The 5 Factors That Determine Your Credit Score
1. Payment History — 35%
This is the single most important factor in your score. Even one late payment can meaningfully damage your score, and the impact is worse the more recent it is. Always pay at least the minimum payment by the due date. If you’re going to be late, call the lender before the due date, not after.
2. Credit Utilization Ratio — 30%
This measures how much of your available credit you’re currently using. Keep utilization below 30%, ideally below 10% for the best scores. Even if you pay your balance in full every month, high utilization at statement close can drag down your score. Pay earlier in the billing cycle to keep the reported balance low.
3. Length of Credit History — 15%
The longer your accounts have been open, the better. This is why closing old credit cards — even ones you don’t use — can hurt your score. If you have an old card with a high interest rate, don’t close it.

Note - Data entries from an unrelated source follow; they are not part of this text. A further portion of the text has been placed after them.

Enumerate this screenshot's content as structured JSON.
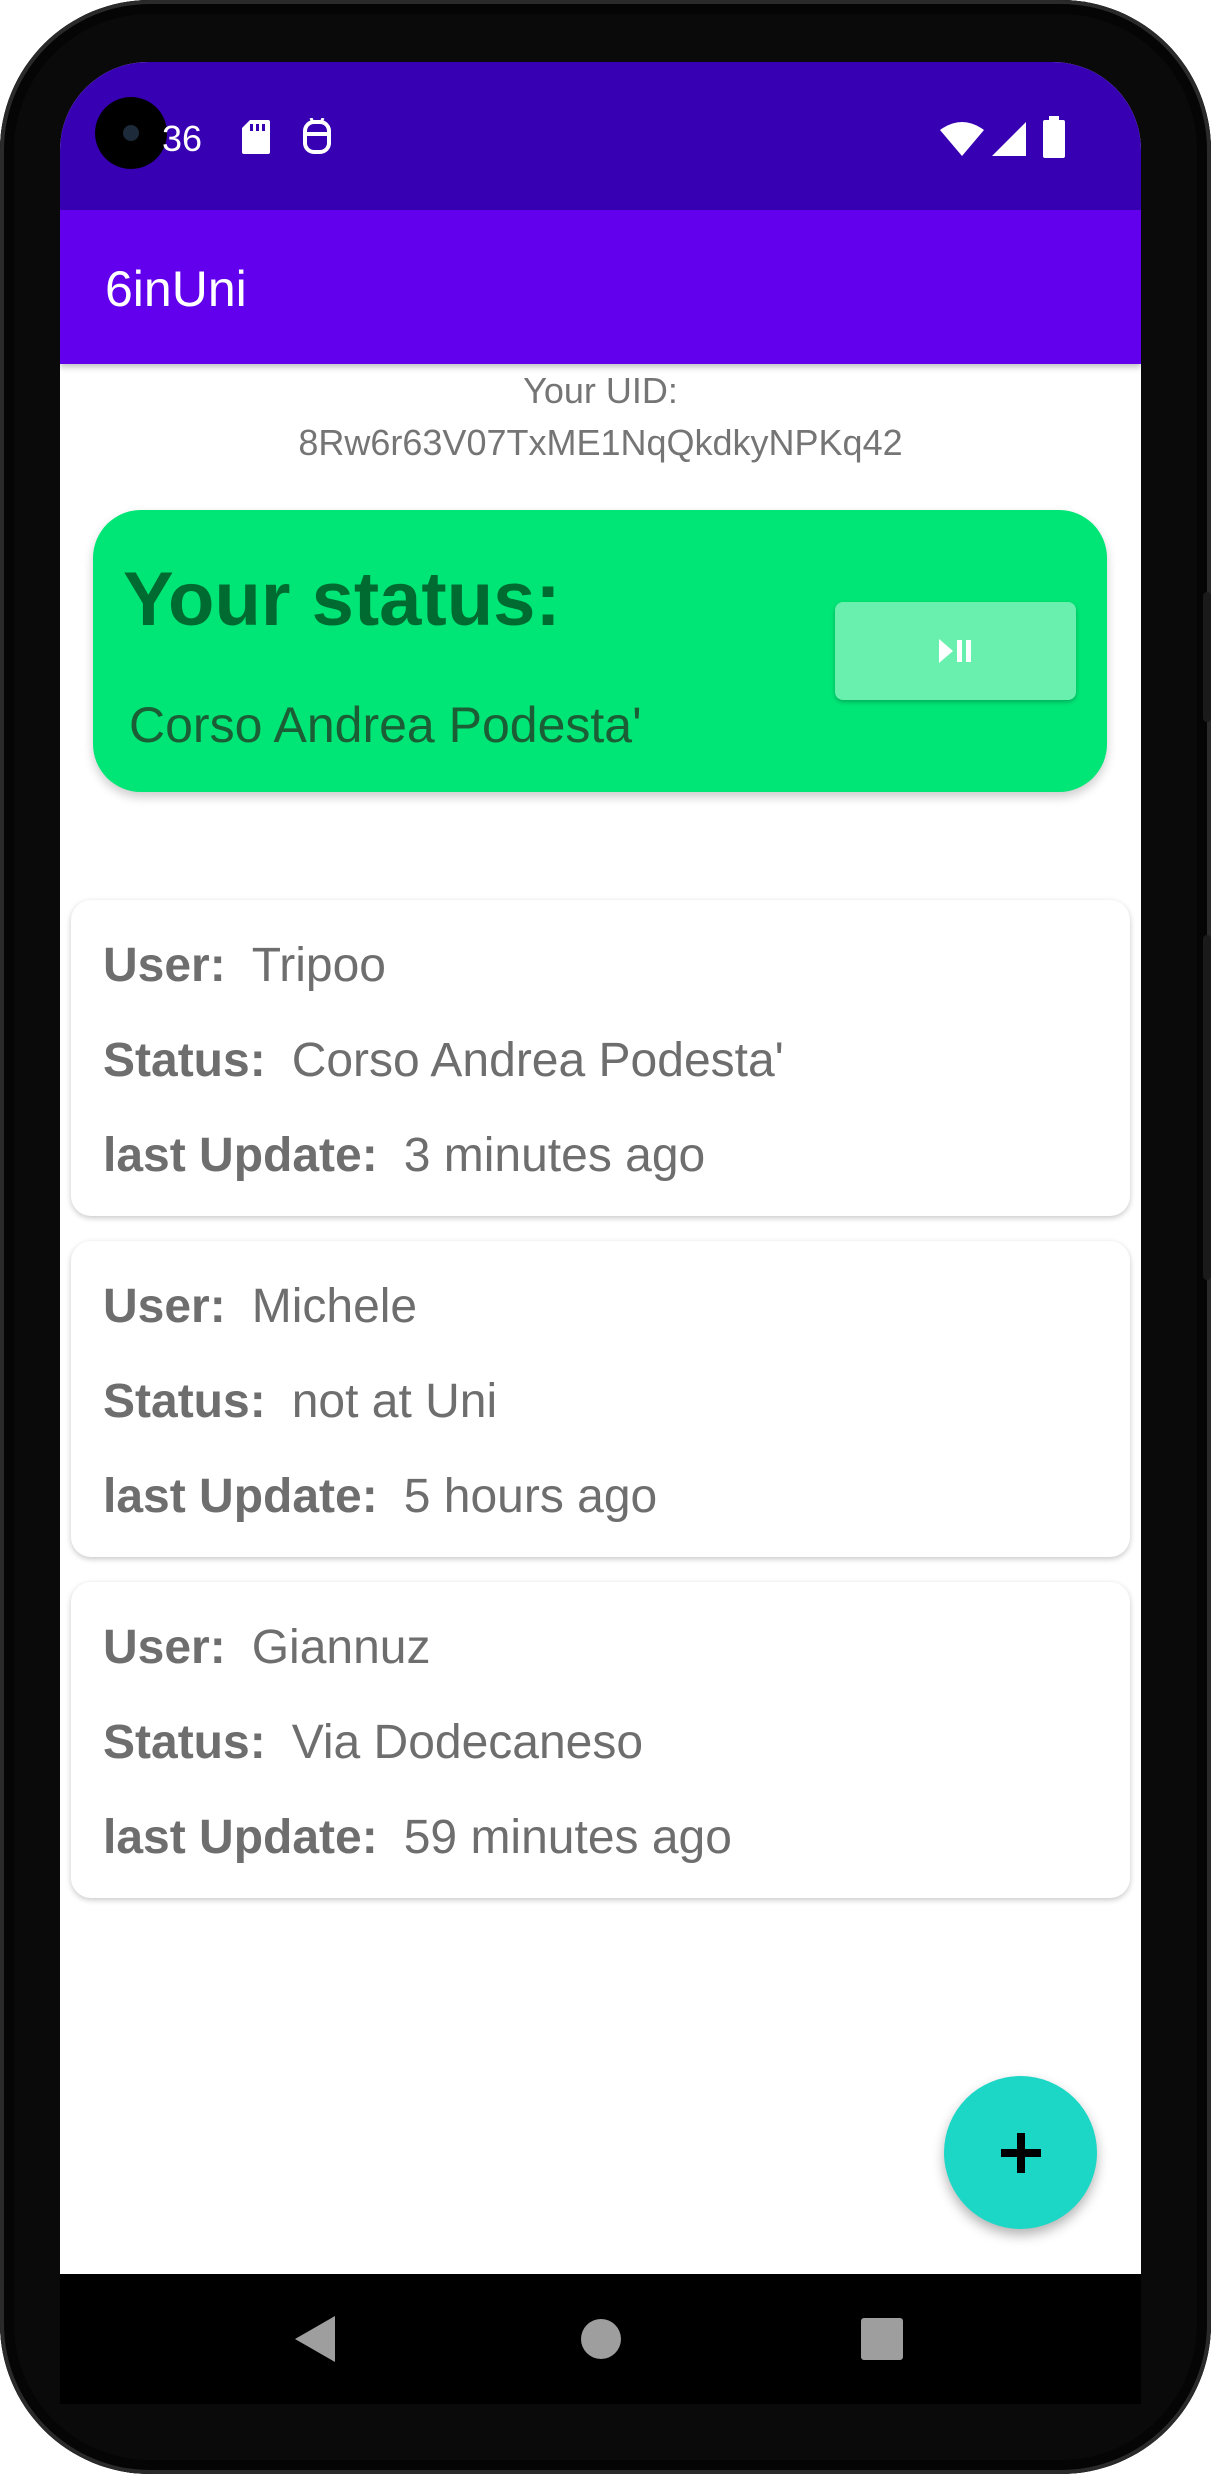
{
  "status_bar": {
    "time": "36",
    "icons": [
      "sd-card-icon",
      "android-debug-icon",
      "wifi-icon",
      "signal-icon",
      "battery-icon"
    ]
  },
  "app_bar": {
    "title": "6inUni"
  },
  "uid": {
    "label": "Your UID:",
    "value": "8Rw6r63V07TxME1NqQkdkyNPKq42"
  },
  "my_status": {
    "heading": "Your status:",
    "current": "Corso Andrea Podesta'",
    "toggle_icon": "play-pause-icon"
  },
  "labels": {
    "user": "User:",
    "status": "Status:",
    "last_update": "last Update:"
  },
  "users": [
    {
      "user": "Tripoo",
      "status": "Corso Andrea Podesta'",
      "last_update": "3 minutes ago"
    },
    {
      "user": "Michele",
      "status": "not at Uni",
      "last_update": "5 hours ago"
    },
    {
      "user": "Giannuz",
      "status": "Via Dodecaneso",
      "last_update": "59 minutes ago"
    }
  ],
  "fab": {
    "icon": "plus-icon"
  },
  "nav": {
    "icons": [
      "back-icon",
      "home-icon",
      "recents-icon"
    ]
  },
  "colors": {
    "status_bar": "#3700b3",
    "app_bar": "#6200ee",
    "status_card": "#00e676",
    "fab": "#1dd7c6"
  }
}
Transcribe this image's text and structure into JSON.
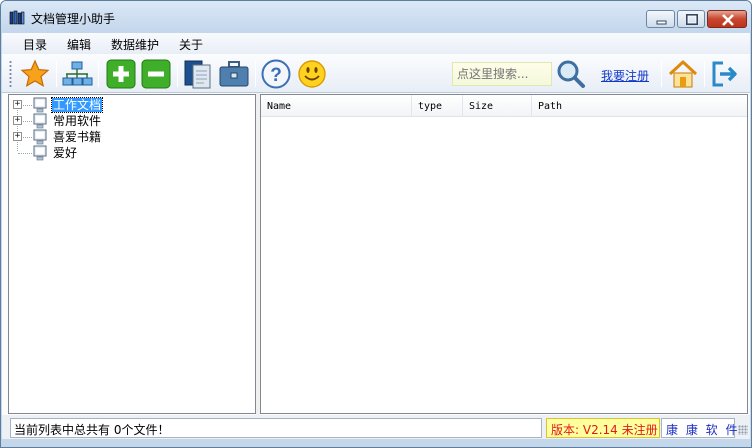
{
  "window": {
    "title": "文档管理小助手",
    "icon": "books-icon"
  },
  "menu": [
    "目录",
    "编辑",
    "数据维护",
    "关于"
  ],
  "toolbar": {
    "buttons": [
      "star-icon",
      "network-icon",
      "plus-icon",
      "minus-icon",
      "copy-icon",
      "briefcase-icon",
      "help-icon",
      "smiley-icon",
      "search-icon",
      "home-icon",
      "exit-icon"
    ],
    "search_placeholder": "点这里搜索...",
    "register_label": "我要注册"
  },
  "tree": {
    "items": [
      {
        "label": "工作文档",
        "selected": true,
        "expandable": true
      },
      {
        "label": "常用软件",
        "selected": false,
        "expandable": true
      },
      {
        "label": "喜爱书籍",
        "selected": false,
        "expandable": true
      },
      {
        "label": "爱好",
        "selected": false,
        "expandable": false
      }
    ]
  },
  "list": {
    "columns": [
      "Name",
      "type",
      "Size",
      "Path"
    ],
    "rows": []
  },
  "status": {
    "message": "当前列表中总共有 0个文件！",
    "version": "版本: V2.14 未注册",
    "company": "康 康 软 件"
  },
  "colors": {
    "selection": "#3399ff",
    "accent_green": "#3fae29",
    "link": "#1238c9",
    "version_text": "#e11a1a"
  }
}
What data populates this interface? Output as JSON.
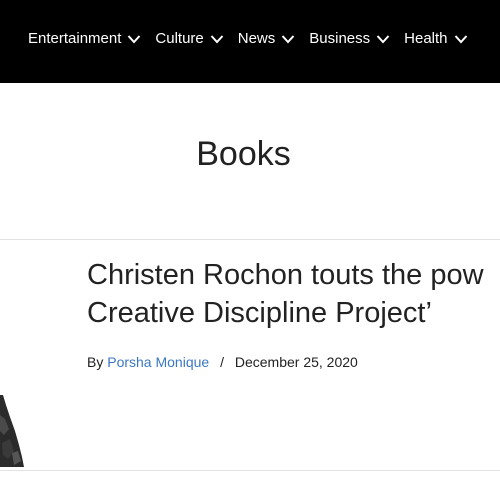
{
  "nav": {
    "items": [
      {
        "label": "Entertainment"
      },
      {
        "label": "Culture"
      },
      {
        "label": "News"
      },
      {
        "label": "Business"
      },
      {
        "label": "Health"
      }
    ]
  },
  "page": {
    "title": "Books"
  },
  "article": {
    "title_line1": "Christen Rochon touts the pow",
    "title_line2": "Creative Discipline Project’",
    "by_label": "By",
    "author": "Porsha Monique",
    "separator": "/",
    "date": "December 25, 2020"
  },
  "colors": {
    "nav_background": "#000000",
    "nav_text": "#ffffff",
    "author_link": "#3b78c2",
    "text": "#222222"
  }
}
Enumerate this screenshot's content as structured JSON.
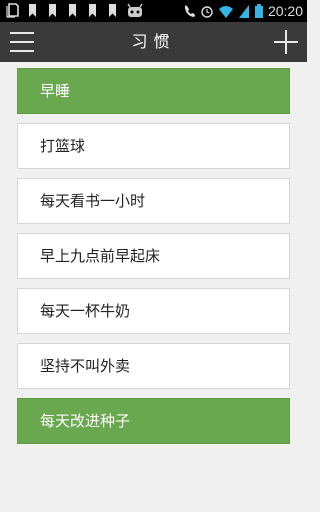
{
  "status_bar": {
    "time": "20:20",
    "left_icons": [
      "notification-icon",
      "bookmark-icon",
      "bookmark-icon",
      "bookmark-icon",
      "bookmark-icon",
      "bookmark-icon",
      "android-icon"
    ],
    "right_icons": [
      "phone-icon",
      "alarm-icon",
      "wifi-icon",
      "signal-icon",
      "battery-icon"
    ]
  },
  "toolbar": {
    "title": "习惯",
    "menu_icon": "hamburger-menu-icon",
    "add_icon": "plus-icon"
  },
  "habits": [
    {
      "label": "早睡",
      "completed": true
    },
    {
      "label": "打篮球",
      "completed": false
    },
    {
      "label": "每天看书一小时",
      "completed": false
    },
    {
      "label": "早上九点前早起床",
      "completed": false
    },
    {
      "label": "每天一杯牛奶",
      "completed": false
    },
    {
      "label": "坚持不叫外卖",
      "completed": false
    },
    {
      "label": "每天改进种子",
      "completed": true
    }
  ],
  "colors": {
    "completed": "#6aa84f",
    "toolbar": "#3a3a3a",
    "background": "#f0f0f0"
  }
}
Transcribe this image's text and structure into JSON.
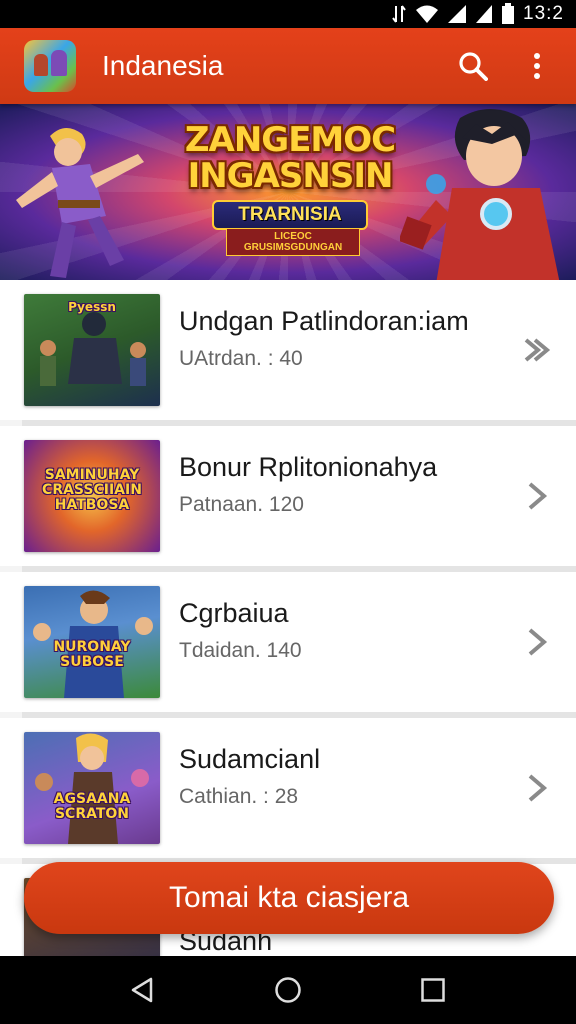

Put one small charge on it monthly and pay it off automatically so it stays active.
4. Credit Mix — 10%
Lenders like to see that you can manage different types of credit responsibly: revolving credit (credit cards), installment credit (mortgages, car loans, personal loans), and consumer finance accounts. Having both a credit card and an installment loan demonstrates breadth of credit management.
5. New Credit Inquiries — 10%
Every credit application triggers a hard inquiry, temporarily lowering your score. One or two per year is negligible. Several in quick succession signals financial trouble to scoring models. Exception: multiple mortgage or auto loan inquiries within 14–45 days count as a single inquiry.
What Score Do You Need?
- 800–850: Exceptional — best rates available
- 740–799: Very Good — competitive rates on most products
- 670–739: Good — approved for most credit at reasonable rates
- 580–669: Fair — approved but rates will be higher
- Below 580: Poor — start with secured cards and credit-builder loans
Aim for 700 as a minimum for significant credit applications. Above 750 puts you in the top tier for most lenders’ best offers. Both Equifax and Transunion offer credit monitoring services that show your actual score and the specific factors dragging it down.